There's little joy for Funko (NASDAQ:FNKO) investors this morning as they watch stock in their favorite toy maker plummet 11.9% (as of 10:15 a.m. EDT) in response to what -- by any reasonable measure -- looked like a sizable earnings beat last night.
Heading into earnings, Wall Street had predicted Funko would report pro forma profits of $0.32 per share on sales of $220.4 million. In actual fact, when the earnings came out they were much better than that -- $0.38 per share earned on sales of $223.3 million.
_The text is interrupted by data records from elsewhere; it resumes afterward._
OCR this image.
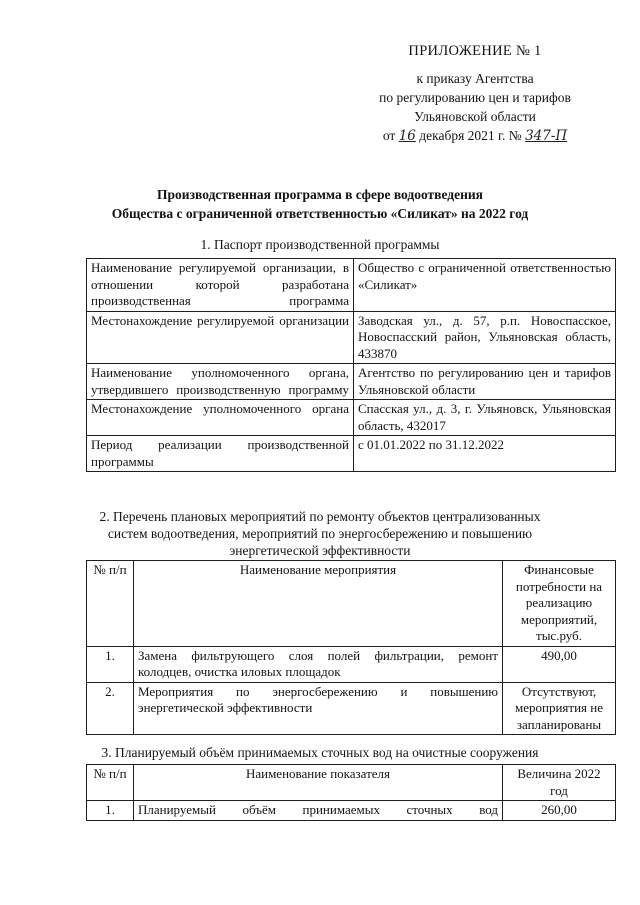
ПРИЛОЖЕНИЕ № 1
к приказу Агентства
по регулированию цен и тарифов
Ульяновской области
от 16 декабря 2021 г. № 347-П
Производственная программа в сфере водоотведения
Общества с ограниченной ответственностью «Силикат» на 2022 год
1. Паспорт производственной программы
Наименование регулируемой организации, в отношении которой разработана производственная программа	Общество с ограниченной ответственностью «Силикат»
Местонахождение регулируемой организации	Заводская ул., д. 57, р.п. Новоспасское, Новоспасский район, Ульяновская область, 433870
Наименование уполномоченного органа, утвердившего производственную программу	Агентство по регулированию цен и тарифов Ульяновской области
Местонахождение уполномоченного органа	Спасская ул., д. 3, г. Ульяновск, Ульяновская область, 432017
Период реализации производственной программы	с 01.01.2022 по 31.12.2022
2. Перечень плановых мероприятий по ремонту объектов централизованных
систем водоотведения, мероприятий по энергосбережению и повышению
энергетической эффективности
№ п/п	Наименование мероприятия	Финансовые потребности на реализацию мероприятий, тыс.руб.
1.	Замена фильтрующего слоя полей фильтрации, ремонт колодцев, очистка иловых площадок	490,00
2.	Мероприятия по энергосбережению и повышению энергетической эффективности	Отсутствуют, мероприятия не запланированы
3. Планируемый объём принимаемых сточных вод на очистные сооружения
№ п/п	Наименование показателя	Величина 2022 год
1.	Планируемый объём принимаемых сточных вод	260,00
Sales for the fiscal third quarter of 2019 increased 26% year over year, and profits calculated according to generally accepted accounting principles (GAAP), albeit not as strong as pro forma profits, were still robust: $0.25 per share, quadruple what Funko had earned in the year-ago quarter.
So what are investors so upset about? In a word: guidance.
After reporting "another quarter of strong growth and financial performance" (in the words of CEO Brian Mariotti), Funko proceeded to update investors on its outlook for the rest of this year, predicting that full-year sales will end up ranging from $840 million to $850 million.
Taken at the midpoint ($845 million), that works out to a very respectable 23% growth rate. Problem is, it's slower than the growth Funko just reported in Q3 -- and also slower than the 24% growth that Wall Street was looking for.
Worse, Funko said its adjusted profits for the year will be no more than $1.22 per share and perhaps as little as $1.15. Considering that Wall Street was looking for $1.24, that's probably going to be another miss for Funko -- and a big letdown after the "beat" Funko delivered last night.